No, she would have faced Mrs. de Bray Pape. But she would hardly, given Christopher’s half-crazed condition, have kept herself from threatening Mrs. Pape with dreadful legal consequences if she touched Groby Great Tree. That would have been to interfere in the silent Northern struggle between the brothers. That she would never do, even to save Christopher’s reason—unless she were jumped into it! … That Mark did not intend to interfere between Mrs. Pape and the tree she knew—for when she had read Mrs. Pape’s letter to him he had signified as much to her by means of his eyes. … Mark she loved and respected because he was a dear—and because he had backed her through thick and thin. Without him … There had been a moment on that dreadful night … She prayed God that she would not have to think again of that dreadful night. … If she had to see Sylvia again she would go mad, and the child within her. … Deep, deep within her the blight would fall on the little thread of brain!
Mrs. de Bray Pape, God be thanked, provided a diversion for her mind. She was speaking French with an eccentricity that could not be ignored.
Valentine could see, without looking out of the window, Marie Léonie’s blank face and the equal blankness with which she must have indicated that she did not intend to understand. She imagined her standing, motionless, pinafored and unmerciful before the other lady, who beneath the three-cornered hat was stuttering out:
“Lady Tietjens, mwaw, Madam de Bray Pape, desire coo-pay la arbre. …”
Valentine could hear Marie Léonie’s steely tones saying:
“On dit ’l’arbre,’ Madame!”
And then the high voice of the little maid:
“Called us ‘the pore,’ she did, your ladyship. … Ast us why we could not take example!”
Then a voice, soft for these people, and with modulations:
“Sir Mark seems to be perspiring a great deal. I was so free as to wipe …”
As, above, Valentine said: “Oh, Heaven!” Marie Léonie cried out: “Mon Dieu!” and there was a rush of skirts and pinafore.
Marie Léonie was rushing past a white, breeched figure, saying:
“Vous, une étrangère, avez osé. …”
A shining, red-cheeked boy was stumbling slightly from before her. He said, after her back:
“Mrs. Lowther’s handkerchief is the smallest, softest …” He added to the young woman in white: “We’d better go away. … Please let’s go away. … It’s not sporting. …” A singularly familiar face; a singularly moving voice. “For God’s sake let us go away. …” Who said “For God’s sake!” like that—with staring blue eyes?
She was at the door frantically twisting at the great iron key; the lock was of very old hammered iron work. The doctor ought to be telephoned to. He had said that if Mark had fever or profuse sweats, he should be telephoned to at once. Marie Léonie would be with him; it was her, Valentine’s, duty to telephone. The key would not turn; she hurt her hand in the effort. But part of her emotion was due to that bright-cheeked boy. Why should he have said that it was not sporting of them to be there? Why had he exclaimed for God’s sake to go away? The key would not turn. It stayed solid, like a piece of the old lock. … Who was the boy like? She rammed her shoulder against the unyielding door. She must not do that. She cried out.
From the window—she had gone to the window intending to tell the girl to set up a ladder for her, but it would be more sensible to tell her to telephone!—she could see Mrs. de Bray Pape. She was still haranguing the girl. And then on the path, beyond the lettuces and the newly sticked peas, arose a very tall figure. A very tall figure. Portentous. By some trick of the slope figures there always appeared very tall. … This appeared leisurely: almost hesitant. Like the apparition of the statue of the Commander in Don Juan, somehow. It appeared to be preoccupied with its glove: undoing its glove. … Very tall, but with too much slightness of the legs. … A woman in hunting-breeches! Grey against the tall ash-stems of the spinney. You could not see her face because you were above her, in the window, and her head was bent down! In the name of God! …

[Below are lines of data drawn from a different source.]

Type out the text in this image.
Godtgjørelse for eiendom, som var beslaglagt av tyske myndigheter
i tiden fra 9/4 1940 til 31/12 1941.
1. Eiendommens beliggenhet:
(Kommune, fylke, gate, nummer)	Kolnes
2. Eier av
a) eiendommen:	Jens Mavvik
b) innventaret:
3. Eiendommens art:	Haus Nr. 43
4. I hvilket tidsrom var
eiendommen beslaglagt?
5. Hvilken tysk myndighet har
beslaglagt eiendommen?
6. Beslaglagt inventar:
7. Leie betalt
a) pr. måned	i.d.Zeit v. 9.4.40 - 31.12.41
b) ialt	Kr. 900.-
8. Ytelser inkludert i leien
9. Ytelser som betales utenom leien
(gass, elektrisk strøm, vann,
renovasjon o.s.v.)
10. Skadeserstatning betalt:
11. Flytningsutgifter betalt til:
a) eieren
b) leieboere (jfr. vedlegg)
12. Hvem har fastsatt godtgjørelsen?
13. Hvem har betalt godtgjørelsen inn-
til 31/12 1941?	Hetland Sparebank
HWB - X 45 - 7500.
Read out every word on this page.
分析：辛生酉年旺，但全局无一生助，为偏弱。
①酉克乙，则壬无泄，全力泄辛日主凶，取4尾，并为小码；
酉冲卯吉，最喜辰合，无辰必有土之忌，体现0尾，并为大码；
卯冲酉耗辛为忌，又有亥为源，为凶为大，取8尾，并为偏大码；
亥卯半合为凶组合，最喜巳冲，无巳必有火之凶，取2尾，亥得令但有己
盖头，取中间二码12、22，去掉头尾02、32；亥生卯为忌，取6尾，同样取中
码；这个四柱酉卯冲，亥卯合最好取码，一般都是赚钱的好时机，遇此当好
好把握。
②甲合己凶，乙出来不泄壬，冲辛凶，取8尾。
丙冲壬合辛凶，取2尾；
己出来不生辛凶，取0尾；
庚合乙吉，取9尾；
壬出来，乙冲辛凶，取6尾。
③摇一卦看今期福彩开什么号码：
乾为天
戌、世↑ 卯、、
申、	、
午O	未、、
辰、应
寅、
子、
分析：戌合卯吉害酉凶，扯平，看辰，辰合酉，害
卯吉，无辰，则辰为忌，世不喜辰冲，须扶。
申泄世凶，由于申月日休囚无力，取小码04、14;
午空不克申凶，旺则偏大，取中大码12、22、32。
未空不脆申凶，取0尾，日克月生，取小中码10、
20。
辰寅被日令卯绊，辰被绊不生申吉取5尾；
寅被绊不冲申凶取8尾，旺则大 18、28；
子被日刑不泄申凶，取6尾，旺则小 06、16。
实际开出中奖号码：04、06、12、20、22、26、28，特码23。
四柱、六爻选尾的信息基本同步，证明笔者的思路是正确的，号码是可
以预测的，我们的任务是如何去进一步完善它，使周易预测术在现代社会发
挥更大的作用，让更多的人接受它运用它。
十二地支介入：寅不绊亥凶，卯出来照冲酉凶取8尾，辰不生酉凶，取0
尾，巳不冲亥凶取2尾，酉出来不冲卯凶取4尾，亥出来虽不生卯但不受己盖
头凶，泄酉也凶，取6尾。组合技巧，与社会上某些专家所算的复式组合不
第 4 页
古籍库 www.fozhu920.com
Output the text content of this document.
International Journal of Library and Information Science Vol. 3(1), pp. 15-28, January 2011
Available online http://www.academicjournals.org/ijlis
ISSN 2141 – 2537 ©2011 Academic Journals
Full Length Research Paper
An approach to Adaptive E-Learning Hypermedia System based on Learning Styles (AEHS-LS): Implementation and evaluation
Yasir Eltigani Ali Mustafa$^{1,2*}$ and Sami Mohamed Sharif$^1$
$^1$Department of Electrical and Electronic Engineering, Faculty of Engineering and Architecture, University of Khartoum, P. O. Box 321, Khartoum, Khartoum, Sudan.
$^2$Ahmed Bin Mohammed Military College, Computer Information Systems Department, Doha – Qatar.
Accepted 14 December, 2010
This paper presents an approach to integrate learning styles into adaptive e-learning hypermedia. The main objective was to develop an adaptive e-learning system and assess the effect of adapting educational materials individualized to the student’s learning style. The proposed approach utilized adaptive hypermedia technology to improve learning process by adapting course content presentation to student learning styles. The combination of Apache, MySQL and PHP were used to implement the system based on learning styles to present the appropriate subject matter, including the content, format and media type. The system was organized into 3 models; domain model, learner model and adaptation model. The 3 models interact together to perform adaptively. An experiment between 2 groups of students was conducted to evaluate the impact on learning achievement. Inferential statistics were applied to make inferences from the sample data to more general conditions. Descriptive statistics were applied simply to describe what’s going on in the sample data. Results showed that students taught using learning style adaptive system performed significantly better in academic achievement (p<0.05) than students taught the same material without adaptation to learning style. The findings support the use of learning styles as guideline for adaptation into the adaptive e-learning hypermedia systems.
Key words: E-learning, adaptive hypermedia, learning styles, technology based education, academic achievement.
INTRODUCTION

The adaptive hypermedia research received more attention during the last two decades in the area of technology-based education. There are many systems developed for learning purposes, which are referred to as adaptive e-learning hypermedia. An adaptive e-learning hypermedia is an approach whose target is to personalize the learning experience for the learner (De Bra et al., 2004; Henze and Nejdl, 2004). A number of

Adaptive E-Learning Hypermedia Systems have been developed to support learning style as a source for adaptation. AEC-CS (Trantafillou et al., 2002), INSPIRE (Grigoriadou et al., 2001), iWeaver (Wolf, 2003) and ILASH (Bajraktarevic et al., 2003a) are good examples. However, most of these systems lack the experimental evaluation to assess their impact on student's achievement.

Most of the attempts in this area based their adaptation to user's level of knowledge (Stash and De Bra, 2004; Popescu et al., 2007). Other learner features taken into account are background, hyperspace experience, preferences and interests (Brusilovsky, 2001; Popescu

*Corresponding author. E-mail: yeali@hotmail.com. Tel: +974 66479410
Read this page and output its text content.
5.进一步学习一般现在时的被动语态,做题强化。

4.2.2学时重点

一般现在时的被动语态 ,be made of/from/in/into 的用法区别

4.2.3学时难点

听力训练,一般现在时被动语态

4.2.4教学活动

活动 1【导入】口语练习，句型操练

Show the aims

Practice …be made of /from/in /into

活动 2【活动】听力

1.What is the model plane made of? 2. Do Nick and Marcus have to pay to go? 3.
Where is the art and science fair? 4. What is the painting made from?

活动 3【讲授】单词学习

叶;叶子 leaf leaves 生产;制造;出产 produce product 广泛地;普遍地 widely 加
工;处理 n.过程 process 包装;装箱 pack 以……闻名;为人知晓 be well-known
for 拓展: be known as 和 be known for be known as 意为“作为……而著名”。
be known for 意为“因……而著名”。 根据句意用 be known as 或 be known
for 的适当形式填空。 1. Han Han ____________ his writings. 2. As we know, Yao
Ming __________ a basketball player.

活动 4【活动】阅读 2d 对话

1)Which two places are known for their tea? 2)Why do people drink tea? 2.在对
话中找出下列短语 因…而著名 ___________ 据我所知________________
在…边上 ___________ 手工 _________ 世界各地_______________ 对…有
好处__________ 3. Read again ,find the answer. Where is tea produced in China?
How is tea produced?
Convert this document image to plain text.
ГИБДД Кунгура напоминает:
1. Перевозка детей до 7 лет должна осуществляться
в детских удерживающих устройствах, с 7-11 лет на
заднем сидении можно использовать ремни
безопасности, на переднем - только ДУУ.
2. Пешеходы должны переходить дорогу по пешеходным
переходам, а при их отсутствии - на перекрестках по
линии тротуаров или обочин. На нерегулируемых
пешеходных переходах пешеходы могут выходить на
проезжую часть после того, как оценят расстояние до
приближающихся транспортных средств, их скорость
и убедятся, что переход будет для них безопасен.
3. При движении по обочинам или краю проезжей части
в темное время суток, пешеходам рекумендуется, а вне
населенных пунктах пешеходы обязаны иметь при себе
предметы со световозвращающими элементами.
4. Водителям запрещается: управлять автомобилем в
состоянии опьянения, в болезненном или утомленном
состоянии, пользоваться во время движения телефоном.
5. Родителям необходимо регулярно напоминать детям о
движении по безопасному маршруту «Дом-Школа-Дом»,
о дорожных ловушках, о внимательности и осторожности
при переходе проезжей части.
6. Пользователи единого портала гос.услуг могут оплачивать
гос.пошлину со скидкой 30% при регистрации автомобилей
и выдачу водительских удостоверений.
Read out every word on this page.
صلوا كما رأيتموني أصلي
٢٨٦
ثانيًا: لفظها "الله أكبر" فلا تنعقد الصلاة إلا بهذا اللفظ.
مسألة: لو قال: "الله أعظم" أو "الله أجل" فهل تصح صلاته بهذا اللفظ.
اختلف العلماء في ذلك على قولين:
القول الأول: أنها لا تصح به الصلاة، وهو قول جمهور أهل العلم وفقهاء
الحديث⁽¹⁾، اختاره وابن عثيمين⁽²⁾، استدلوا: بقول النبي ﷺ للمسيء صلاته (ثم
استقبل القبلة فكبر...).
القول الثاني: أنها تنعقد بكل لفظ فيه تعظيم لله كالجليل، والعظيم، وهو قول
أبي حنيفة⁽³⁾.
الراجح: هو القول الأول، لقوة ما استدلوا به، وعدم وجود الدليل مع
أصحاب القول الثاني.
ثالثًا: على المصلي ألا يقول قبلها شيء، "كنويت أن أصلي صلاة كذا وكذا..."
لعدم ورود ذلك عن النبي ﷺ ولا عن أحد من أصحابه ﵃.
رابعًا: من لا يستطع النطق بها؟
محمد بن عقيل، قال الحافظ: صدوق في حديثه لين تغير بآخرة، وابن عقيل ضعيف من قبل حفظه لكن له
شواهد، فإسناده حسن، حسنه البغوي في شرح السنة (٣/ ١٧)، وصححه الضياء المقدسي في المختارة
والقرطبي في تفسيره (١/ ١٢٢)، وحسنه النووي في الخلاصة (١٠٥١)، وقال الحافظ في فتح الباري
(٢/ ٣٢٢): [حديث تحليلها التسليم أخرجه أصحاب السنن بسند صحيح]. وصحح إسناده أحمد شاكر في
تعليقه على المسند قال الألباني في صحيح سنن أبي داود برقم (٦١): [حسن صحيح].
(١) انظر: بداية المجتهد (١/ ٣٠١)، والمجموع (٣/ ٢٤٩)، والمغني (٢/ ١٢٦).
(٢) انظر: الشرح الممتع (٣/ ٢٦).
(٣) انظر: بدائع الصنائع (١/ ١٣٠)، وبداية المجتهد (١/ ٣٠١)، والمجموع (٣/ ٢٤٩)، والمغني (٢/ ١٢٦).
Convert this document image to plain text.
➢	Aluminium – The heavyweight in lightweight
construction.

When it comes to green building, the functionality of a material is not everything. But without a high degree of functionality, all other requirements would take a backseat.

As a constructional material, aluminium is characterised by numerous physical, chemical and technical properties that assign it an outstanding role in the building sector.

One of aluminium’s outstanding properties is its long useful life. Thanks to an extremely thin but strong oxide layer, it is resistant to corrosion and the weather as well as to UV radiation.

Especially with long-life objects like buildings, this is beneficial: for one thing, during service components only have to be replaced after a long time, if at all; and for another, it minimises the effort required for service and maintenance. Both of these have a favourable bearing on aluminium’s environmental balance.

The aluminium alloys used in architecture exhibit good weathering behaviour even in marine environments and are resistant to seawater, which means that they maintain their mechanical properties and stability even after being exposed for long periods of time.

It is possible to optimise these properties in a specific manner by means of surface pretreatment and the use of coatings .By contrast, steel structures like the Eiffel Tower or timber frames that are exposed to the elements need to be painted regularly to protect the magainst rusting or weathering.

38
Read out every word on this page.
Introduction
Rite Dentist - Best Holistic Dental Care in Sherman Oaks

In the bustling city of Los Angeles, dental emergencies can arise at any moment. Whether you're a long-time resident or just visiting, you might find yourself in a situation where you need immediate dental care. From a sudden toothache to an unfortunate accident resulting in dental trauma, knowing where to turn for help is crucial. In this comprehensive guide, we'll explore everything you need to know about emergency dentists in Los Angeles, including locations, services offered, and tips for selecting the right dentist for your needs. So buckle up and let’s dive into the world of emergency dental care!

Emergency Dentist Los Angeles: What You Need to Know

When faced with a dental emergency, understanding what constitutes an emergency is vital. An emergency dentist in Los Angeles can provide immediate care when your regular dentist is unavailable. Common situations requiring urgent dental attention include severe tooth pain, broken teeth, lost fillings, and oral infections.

There wafted over her a sense of the dreadful darkness in the old house at Gray’s Inn on that dreadful night. … She must not think of that dreadful night because of little Chrissie deep within her. She felt as if she held the child covered in her arms, as if she were looking upwards, bending down over the child. Actually she was looking downwards. … Then she had been looking upwards—up the dark stairs. At a marble statue: the white figure of a woman: the Nike … the Winged Victory. It is like that on the stairs of the Louvre. She must think of the Louvre: not Gray’s Inn. There were, in a Pompeian anteroom, Etruscan tombs, with guardians in uniform, their hands behind their backs. Strolling about as if they expected you to steal a tomb! …
She had—they had—been staring up the stairs. The house had seemed unnaturally silent when they had entered. Unnaturally. … How can you seem more silent than silent. But you can! They had seemed to tiptoe. She had, at least. Then light had shone above—coming from an opened door above. In the light the white figure that said it had cancer!